The employment tribunal awarded compensation including a sum for 18 months’ loss of earnings, although it accepted that the termination had been ‘career-ending’ for Mr Small. His appeal to the EAT that compensation for loss of earnings should have been awarded for a longer period of time was rejected. He appealed to the Court of Appeal.
Court of Appeal decision
The Court of Appeal allowed Mr Small’s appeal and remitted it to be reconsidered by the employment tribunal. In the particular circumstances of his case, the tribunal should have considered whether Mr Small had a claim for a longer period of loss, including a claim for the ‘stigma’ he may suffer in the labour market. It was evident (and the tribunal had acknowledged) that the consequences of the termination were ‘career-ending’ for the claimant, so it should have considered whether it was appropriate to award compensation for long-term loss of earnings rather than limiting it to a period of 18 months.

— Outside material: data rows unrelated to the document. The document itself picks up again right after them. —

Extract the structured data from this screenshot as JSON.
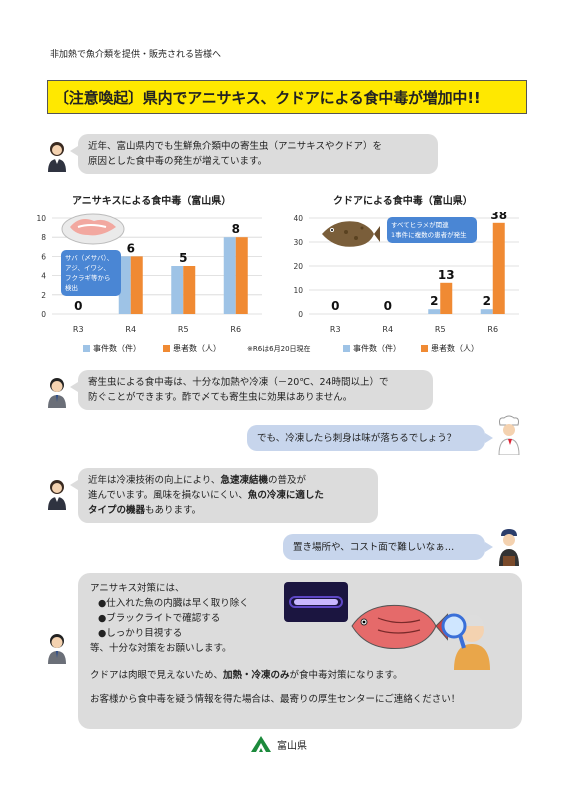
{
  "header": {
    "subtitle": "非加熱で魚介類を提供・販売される皆様へ",
    "banner": "〔注意喚起〕県内でアニサキス、クドアによる食中毒が増加中!!"
  },
  "intro": {
    "line1": "近年、富山県内でも生鮮魚介類中の寄生虫（アニサキスやクドア）を",
    "line2": "原因とした食中毒の発生が増えています。"
  },
  "chart_data": [
    {
      "type": "bar",
      "title": "アニサキスによる食中毒（富山県）",
      "categories": [
        "R3",
        "R4",
        "R5",
        "R6"
      ],
      "series": [
        {
          "name": "事件数（件）",
          "values": [
            0,
            6,
            5,
            8
          ],
          "color": "#9ec3e6"
        },
        {
          "name": "患者数（人）",
          "values": [
            0,
            6,
            5,
            8
          ],
          "color": "#f08a33"
        }
      ],
      "data_labels": [
        "0",
        "6",
        "5",
        "8"
      ],
      "yticks": [
        "0",
        "2",
        "4",
        "6",
        "8",
        "10"
      ],
      "ylim": [
        0,
        10
      ],
      "callout": [
        "サバ（〆サバ）、",
        "アジ、イワシ、",
        "フクラギ等から",
        "検出"
      ]
    },
    {
      "type": "bar",
      "title": "クドアによる食中毒（富山県）",
      "categories": [
        "R3",
        "R4",
        "R5",
        "R6"
      ],
      "series": [
        {
          "name": "事件数（件）",
          "values": [
            0,
            0,
            2,
            2
          ],
          "color": "#9ec3e6"
        },
        {
          "name": "患者数（人）",
          "values": [
            0,
            0,
            13,
            38
          ],
          "color": "#f08a33"
        }
      ],
      "data_labels": {
        "patients": [
          "0",
          "0",
          "13",
          "38"
        ],
        "cases": [
          "",
          "",
          "2",
          "2"
        ]
      },
      "yticks": [
        "0",
        "10",
        "20",
        "30",
        "40"
      ],
      "ylim": [
        0,
        40
      ],
      "callout": [
        "すべてヒラメが関連",
        "1事件に複数の患者が発生"
      ]
    }
  ],
  "legend": {
    "cases": "事件数（件）",
    "patients": "患者数（人）",
    "note": "※R6は6月20日現在"
  },
  "dialog": {
    "official1": {
      "line1": "寄生虫による食中毒は、十分な加熱や冷凍（－20℃、24時間以上）で",
      "line2": "防ぐことができます。酢で〆ても寄生虫に効果はありません。"
    },
    "chef1": "でも、冷凍したら刺身は味が落ちるでしょう？",
    "official2": {
      "line1": "近年は冷凍技術の向上により、",
      "line1_bold": "急速凍結機",
      "line1_end": "の普及が",
      "line2": "進んでいます。風味を損ないにくい、",
      "line2_bold": "魚の冷凍に適した",
      "line3_bold": "タイプの機器",
      "line3_end": "もあります。"
    },
    "shop1": "置き場所や、コスト面で難しいなぁ…"
  },
  "measures": {
    "heading": "アニサキス対策には、",
    "items": [
      "●仕入れた魚の内臓は早く取り除く",
      "●ブラックライトで確認する",
      "●しっかり目視する"
    ],
    "closing": "等、十分な対策をお願いします。",
    "kudoa_start": "クドアは肉眼で見えないため、",
    "kudoa_bold": "加熱・冷凍のみ",
    "kudoa_end": "が食中毒対策になります。",
    "contact": "お客様から食中毒を疑う情報を得た場合は、最寄りの厚生センターにご連絡ください！"
  },
  "footer": {
    "org": "富山県"
  },
  "colors": {
    "banner": "#ffe800",
    "bar_cases": "#9ec3e6",
    "bar_patients": "#f08a33",
    "bubble_blue": "#c7d5ec",
    "bubble_gray": "#dcdcdc"
  }
}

The ability for a claimant to claim ‘stigma’ damages for loss of earnings suffered as a result of termination was previously confirmed by the Court of Appeal in the case of Chagger v Abbey National plc. In this case, the court was satisfied that it was something the tribunal should have considered, even though it had not been expressly argued by the claimant.
The case serves as a useful reminder of how in whistleblowing cases, the amount of compensation awarded is unlimited and can include significant amounts for future loss of earnings, particularly when the claimant is nearing the later years of their working life.